Identifying and eliminating inherent sources of error. a) Typical time trace in ΔclpXP cells (LPT61) where repressors are not degraded. ACF and PSD calculated over 5,356 cell divisions. The average period was 10 generations, and the correlation coefficient was 0.1. Dashed vertical lines are separated by an average period to illustrate periodicity in a–c. b) (Left) Time trace of multi-reporter repressilator (ΔclpXP, LPT113). TetR represses the production of YFP (yellow trace), LacI inhibits the production of CFP (blue trace) and CI represses the production of RFP (red trace). Peak indicated by asterisk not shown due to its high amplitude of 11.5 units. (Right) Interpeak distances evaluated for YFP to CFP (YtoC, red), CFP to RFP (CtoR, yellow) and RFP to YFP (RtoY, blue) without (LPT113, n = 163, 150 and 173) and with the titration sponge (plasmid with P_Ltet binding sites, LPT117 and LPT127, combined, n = 109, 86 and 116). Respective contributions to the average and variance shown by bar plot. The RtoY part of the oscillation (induction of YFP, low TetR levels) represents 27% of the period, but contributes 44% of the variance.
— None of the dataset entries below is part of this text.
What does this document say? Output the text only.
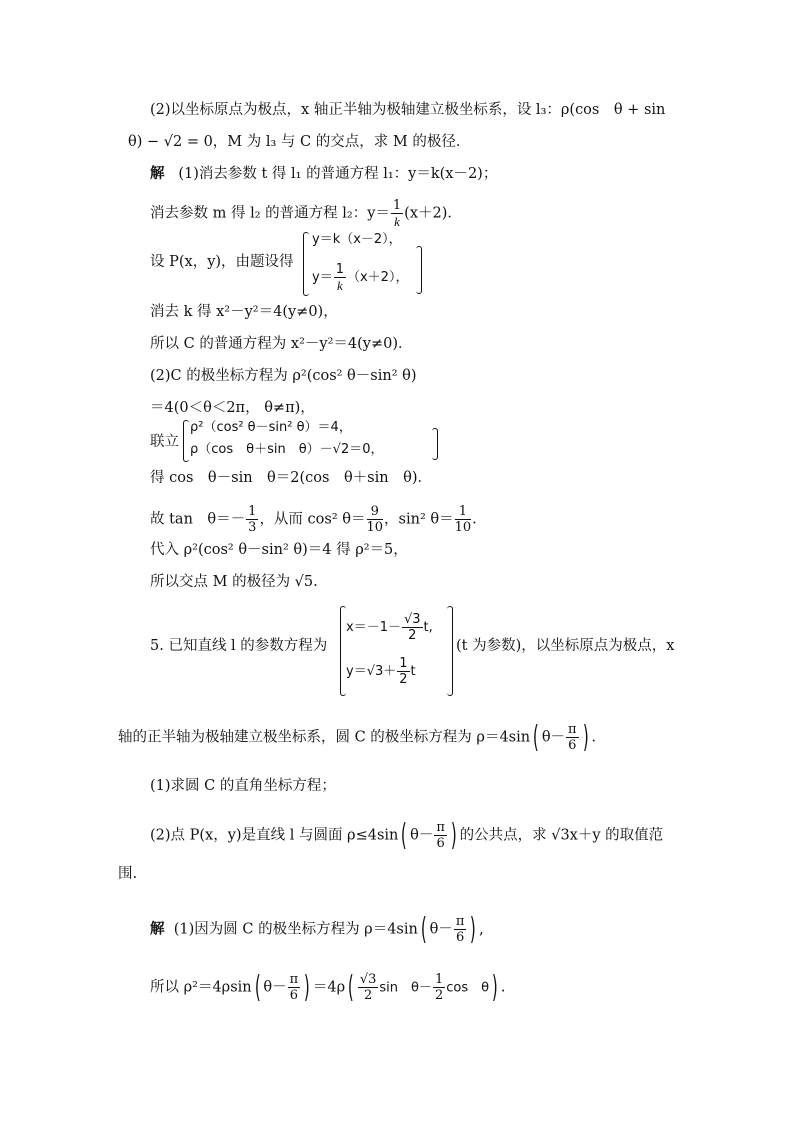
(2)以坐标原点为极点，x 轴正半轴为极轴建立极坐标系，设 l₃：ρ(cos　θ + sin
θ) − √2 = 0，M 为 l₃ 与 C 的交点，求 M 的极径．
解 (1)消去参数 t 得 l₁ 的普通方程 l₁：y＝k(x－2)；
消去参数 m 得 l₂ 的普通方程 l₂：$y= \frac{1}{k} (x+2)$．
设 P(x，y)，由题设得
y＝k（x－2），
$y= \frac{1}{k} (x+2)$，
消去 k 得 x²－y²＝4(y≠0)，
所以 C 的普通方程为 x²－y²＝4(y≠0)．
(2)C 的极坐标方程为 ρ²(cos² θ－sin² θ)
＝4(0＜θ＜2π， θ≠π)，
联立
ρ²（cos² θ－sin² θ）＝4，
ρ（cos　θ＋sin　θ）－√2＝0，
得 cos　θ－sin　θ＝2(cos　θ＋sin　θ)．
故 tan　$\theta=- \frac{1}{3}$ ，从而 cos² $\theta= \frac{9}{10}$ ，sin² $\theta= \frac{1}{10}$ .
代入 ρ²(cos² θ－sin² θ)＝4 得 ρ²＝5，
所以交点 M 的极径为 √5.
5. 已知直线 l 的参数方程为
$x=-1- \frac{√3}{2} t$,
$y=√3+ \frac{1}{2}$ t
(t 为参数)，以坐标原点为极点，x
轴的正半轴为极轴建立极坐标系，圆 C 的极坐标方程为 ρ＝4sin( $\theta- \frac{\pi}{6}$ ) .
(1)求圆 C 的直角坐标方程；
(2)点 P(x，y)是直线 l 与圆面 ρ≤4sin( $\theta- \frac{\pi}{6}$ ) 的公共点，求 √3x＋y 的取值范
围.
解 (1)因为圆 C 的极坐标方程为 ρ＝4sin( $\theta- \frac{\pi}{6}$ ) ,
所以 ρ²＝4ρsin( $\theta- \frac{\pi}{6}$ ) $=4\rho( \frac{√3}{2}$ sin　$\theta- \frac{1}{2}$ cos　θ) .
Addition of the P_Ltet titration sponge brings down the variance almost fourfold. c) Example time trace of single reporter repressilator with P_Ltet-mCherry-asv (ΔclpXP, LPT64), along with ACF and PSD calculated over 3,695 generations. Oscillations have an average period of 14 generations and a correlation coefficient of 0.5 after one period. Inset shows a time trace from the triple reporter repressilator without degradation and with titration sponge (LPT127, color scheme as in b).

Figure 3

The modified repressilator shows great robustness to growth conditions. a) The repressilator without degradation and with titration sponge (LPT64) has a period of 14 generations at different temperatures (blue bars, division time of 27, 40 and 59 min for 37°C, 30°C and 25°C respectively) and in conditioned media (OD₆₀₀ ~2, doubling time of 44 min). Repressilator with repressor degradation (LPT25) shows a varying period (yellow bars, doubling time of 26, 34 and 52 min for 37°C, 30°C and 25°C respectively). Error bars indicate STD on the first maximum of the ACF obtained by bootstrapping. b) Cells containing multi-reporter repressilator without repressor degradation and with P_Ltet-peptide-asv plasmid (ΔclpXP, LPT117) were grown in liquid culture in 25mL flasks. After the culture was initially synchronized with IPTG, it was kept in exponential phase via dilution. Average YFP intensity shown for colored square area, with unsychronized culture for comparison. c) A ~5 mm diameter colony of cells with the triple reporter repressilator (LPT117) reveals tree-like ring patterns in FP levels. The average YFP intensity is reported for the slice in the white rectangle. The decrease in RFP levels towards the edge of the colony is likely due to different response to stationary phase of its promoter.